Most merger review regimes usually include the formation of joint ventures as qualifying merger transactions. For example, under EU competition law, a joint venture will be considered a merger for purposes of merger review if it meets the ‘full functionality’ test. This requires that the joint venture should have been established to operate on a market and perform functions normally carried out by entities operating on the same market. The full functionality test is met (and thus the joint venture will be captured by the EU merger review regime) if the joint venture was formed:

  • as an independent or autonomous economic entity with sufficient resources (eg, personnel, facilities and resources to enable it to perform the functions normally carried out by other undertakings operating on the same market); and
  • to operate on a lasting (not merely temporary) basis.

On the other hand, in the US, a joint venture is usually captured by the merger review regime insofar as one or more of the parties to the joint venture agreement is deemed to be acquiring assets or voting securities that meet the ‘US$50 million (as adjusted)’ threshold set by the Federal Trade Commission.

It remains to be seen what precise tests or standards the Commission will apply to joint ventures in order to subject them to the merger review and control regime under the PCA.

Notification thresholds

As mentioned, under the PCA, parties to a covered merger or acquisition must notify the Commission of their transaction prior to the latter’s consummation if the value of their transaction exceeds 1 billion pesos, or meets the other criteria or thresholds that the Commission may set. In other jurisdictions, the threshold value for merger notification may be computed based on the national or worldwide turnover of the merging parties in the last completed financial year, market shares of the parties or a combination of both criteria.

This regime for mandatory notification of mergers under the PCA is consistent with the ASEAN Guidelines and prevents entities from implementing the transaction until they have received merger clearance from the competition regulatory body. The ASEAN Guidelines explain that this helps to avoid a situation where anticompetitive mergers have to subsequently be subject to difficult and costly deconcentration measures imposed by the competition regulatory body.

Prohibited mergers

A merger or acquisition covered by the PCA’s notification requirements that substantially prevents, restricts or lessens competition in the relevant market or in the market for goods or services, as may be determined by the Commission, is prohibited under section 20 of the PCA. In this case, the Commission may prohibit the implementation of the agreement, unless modified in accordance with changes specified by the Commission.

In this regard, the PCA has also adopted the rule of reason for evaluating covered mergers and acquisitions. In essence, a covered merger or acquisition will be disallowed if the resulting anticompetitive harms outweigh any pro-competitive justifications. Section 21 of the PCA provides that a merger or acquisition agreement prohibited under section 20 thereof may be exempt from prohibition by the Commission when the parties establish that the concentration has brought about, or is likely to bring about, gains in efficiencies that are greater than the effects of any limitation on competition that result, or are likely to result, from the merger or acquisition agreement. The exemption may also be possible if a party to the merger or acquisition agreement is faced with actual or imminent financial failure, and the agreement represents the least anticompetitive arrangement among the known alternative uses for the failing entity’s assets.

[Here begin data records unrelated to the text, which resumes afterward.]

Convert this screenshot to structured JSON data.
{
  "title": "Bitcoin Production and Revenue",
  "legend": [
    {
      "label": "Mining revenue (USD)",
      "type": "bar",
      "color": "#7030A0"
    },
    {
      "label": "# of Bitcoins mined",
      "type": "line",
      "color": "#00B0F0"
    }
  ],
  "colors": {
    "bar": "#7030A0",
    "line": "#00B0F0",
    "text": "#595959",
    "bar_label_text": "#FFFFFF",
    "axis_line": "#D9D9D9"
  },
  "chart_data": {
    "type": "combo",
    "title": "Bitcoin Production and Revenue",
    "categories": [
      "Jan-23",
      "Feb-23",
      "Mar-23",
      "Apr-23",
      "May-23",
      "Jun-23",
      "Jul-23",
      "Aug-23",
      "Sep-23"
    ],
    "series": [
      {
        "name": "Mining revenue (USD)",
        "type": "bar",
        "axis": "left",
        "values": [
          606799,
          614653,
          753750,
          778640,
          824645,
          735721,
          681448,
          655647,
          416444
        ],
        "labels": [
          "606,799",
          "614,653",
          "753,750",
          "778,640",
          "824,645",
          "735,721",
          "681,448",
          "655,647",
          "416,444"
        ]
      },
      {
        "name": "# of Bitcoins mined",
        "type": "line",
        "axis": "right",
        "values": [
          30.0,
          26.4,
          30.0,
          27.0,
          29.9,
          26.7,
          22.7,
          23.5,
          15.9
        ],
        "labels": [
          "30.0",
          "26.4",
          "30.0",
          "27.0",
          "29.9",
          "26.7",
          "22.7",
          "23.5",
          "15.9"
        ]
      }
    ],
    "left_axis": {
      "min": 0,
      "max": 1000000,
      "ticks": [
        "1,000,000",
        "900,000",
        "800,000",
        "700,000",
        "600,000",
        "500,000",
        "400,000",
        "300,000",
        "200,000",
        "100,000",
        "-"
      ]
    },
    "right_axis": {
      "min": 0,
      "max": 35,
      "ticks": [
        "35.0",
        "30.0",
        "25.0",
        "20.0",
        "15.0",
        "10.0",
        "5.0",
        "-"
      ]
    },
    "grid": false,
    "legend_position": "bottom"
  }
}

Enforcement, fines and penalties

The PCA’s enforcement mechanism is what gives it teeth. There are three types of liabilities under the PCA: civil liability, criminal liability and administrative liability. Civil liability pertains to liability for injury to persons and is primarily compensatory in nature. Criminal liability addresses injury or damage to the state and is punitive in nature. Administrative liability relates to disobedience to administrative rules and orders and may also be punitive in nature.

A violator of the PCA may concurrently be held civilly, criminally and administratively liable for the same violation or act, precisely because the different types of liabilities have different purposes. For example, consider two competitor firms that entered into an anticompetitive agreement to fix prices and share or divide the market between the two of them, to the detriment of other competitor firms not parties to the agreement and of the public at large. The two competitor firms may thus be held liable:

  • civilly, to private persons, such as the competitor firms not party to the anticompetitive agreement, for damages or loss of profits, as well as to the public;
  • criminally, to the state for violating section 14(a) or section 14(b) of the PCA; and
  • administratively, for violation of the law and the rules implemented by administrative agencies such as the Commission.


  • the Commission, motu proprio or through a verified complaint filed by an interested party or upon recommendation by a regulatory agency, may initiate and conduct an inquiry and impose administrative penalties for violations of the PCA and other rules implemented by the Commission;
  • the state may file and prosecute, through the Commission and the OFC under the DOJ, respectively, a criminal case for violation of section 14(a) or section 14(b) of the PCA; and
  • an affected competitor firm or a member of the public may file a civil case for damages resulting from an anticompetitive agreement. Under section 45 of the PCA, any person who suffers direct injury by reason of any violation of that law may institute a separate and independent civil action after the Commission has completed its preliminary inquiry (of the violation) under section 31.

The following are the specific civil, criminal and administrative liabilities under the PCA for anticompetitive agreements – whether illegal per se or not – and for abuses of dominant position:

  • administrative liability:
  • first offence: fine of up to 100 million pesos;
  • second offence: fine of between 100 million pesos and 250 million pesos; or
  • the exact amount of fine depends on the gravity and duration of the violation. Also, amounts will increase every five years to maintain real value.
  • civil liability: damages may be awarded on a case-by-case basis; and
  • criminal liability:
  • for each offence: imprisonment from two to seven years and a fine of at least 50 million pesos, but no more than 250 million pesos; or
  • if the concerned entity is a juridical person, imprisonment is imposed on officers, directors or employees holding managerial positions who are knowingly and wilfully responsible for the violation.

Under section 46 of the PCA, the statute of limitations for violations of the law is five years, reckoned as follows:

  • for criminal actions, the time the violation is discovered by the offended party, the authorities, or their agents; and
  • for administrative and civil actions, the time the cause of action accrues.

Perhaps in recognition of the significant changes brought out by the PCA to the Philippine competition law framework, section 53 of the law provides for a two-year transitional period (reckoned from the PCA’s effective date) to allow affected parties time to renegotiate agreements or restructure their business to comply with the PCA’s provisions. Under section 53, an existing business structure, conduct, practice or any act that may be in violation of the PCA shall be subject to the administrative, civil and criminal penalties prescribed in the law, only if it is not cured or is continuing upon the expiration of two years after the effectivity of the PCA. Section 53, however, does not apply to proceedings initiated against anticompetitive conduct prior to the PCA.

The way forward

The PCA holds much promise and potential. The passing of the PCA has arguably raised awareness of the need to ensure fair trade practices and curb anticompetitive conduct in the Philippines. As long as the law is enforced and applied properly – starting with the appointment of qualified persons to the Commission and the Commission’s issuance of clear and fair implementing rules and regulations for the law that will fill in necessary details for its due implementation – the law should contribute to and maintain the momentum of the Philippines’ current economic growth.